Bioremediation of acid fast red dye by Streptomyces globosus under static and shake conditions
Two different azo dyes known as acid fast red (AFR) and Congo red (CR) were examined for their decolorization by five strains of actinomycetes (Streptomyces globosus, Streptomyces alanosinicus, Streptomyces ruber, Streptomyces gancidicus, and Nocardiopsis aegyptia) under shake and static conditions. Streptomyces globosus decolorized AFR by 81.6% under static condition while 70.2% dye removal was achieved under shake conditions. Application of Plackett-Burman statistical design revealed that the main factors that affected biosorption capacity were the starch concentration and the inoculum size.
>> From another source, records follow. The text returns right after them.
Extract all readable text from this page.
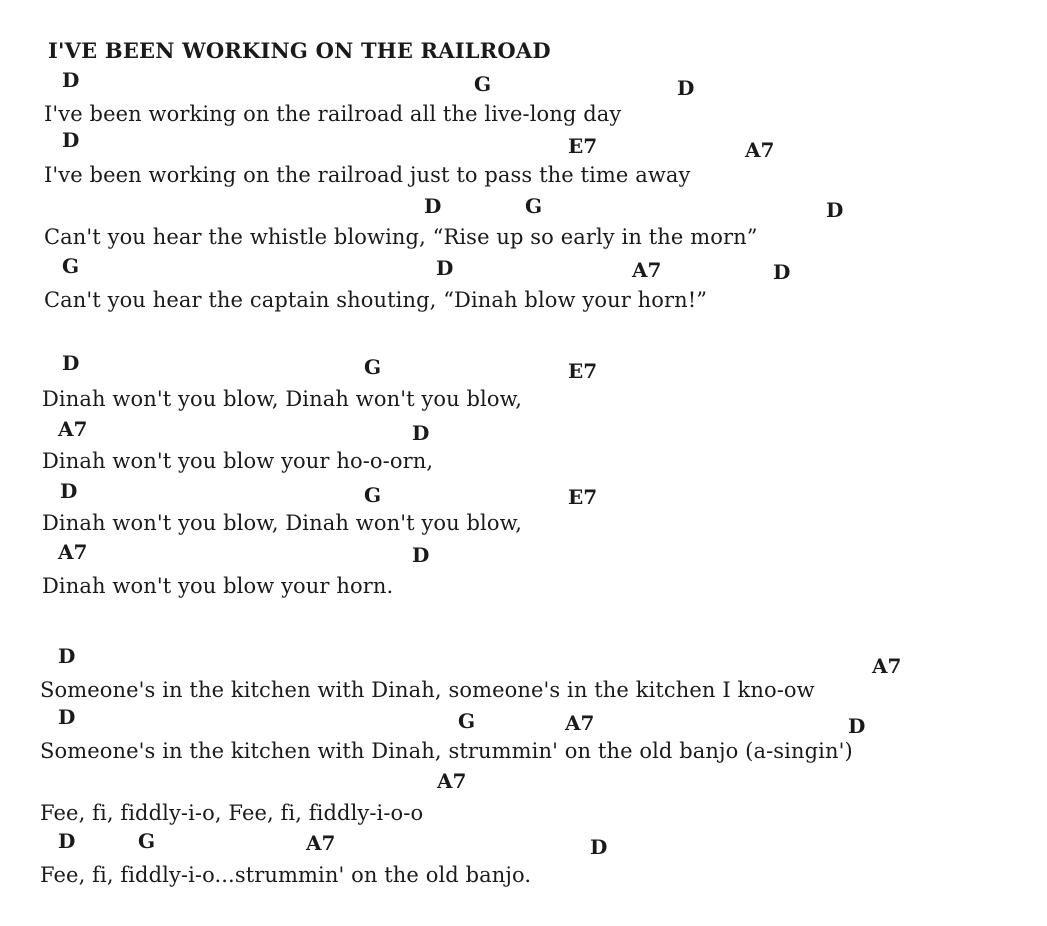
I'VE BEEN WORKING ON THE RAILROAD
D	G	D
I've been working on the railroad all the live-long day
D	E7	A7
I've been working on the railroad just to pass the time away
D	G	D
Can't you hear the whistle blowing, “Rise up so early in the morn”
G	D	A7	D
Can't you hear the captain shouting, “Dinah blow your horn!”
D	G	E7
Dinah won't you blow, Dinah won't you blow,
A7	D
Dinah won't you blow your ho-o-orn,
D	G	E7
Dinah won't you blow, Dinah won't you blow,
A7	D
Dinah won't you blow your horn.
D	A7
Someone's in the kitchen with Dinah, someone's in the kitchen I kno-ow
D	G	A7	D
Someone's in the kitchen with Dinah, strummin' on the old banjo (a-singin')
A7
Fee, fi, fiddly-i-o, Fee, fi, fiddly-i-o-o
D	G	A7	D
Fee, fi, fiddly-i-o...strummin' on the old banjo.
Under static conditions, increasing the inoculum size and decreasing starch concentration increased the biosorption % up to 1.14 fold with time reduction, while increasing both the inoculum size and starch concentration under shake conditions increased the biosorption % up to 1.09 fold only. A trial for the use of potato peel for more economic biomass production of S. globous was carried out and (2 g/50 ml) and dried potato peel had the optimum concentration for maximum biomass production (0.3 g/50 ml) which led to considerable biosorption capacity (89.4%). Electron microscopy studies confirmed the dye removal.
Key words: Azo dyes, Biosorption, Streptomyces globosus, Plackett-Burman design.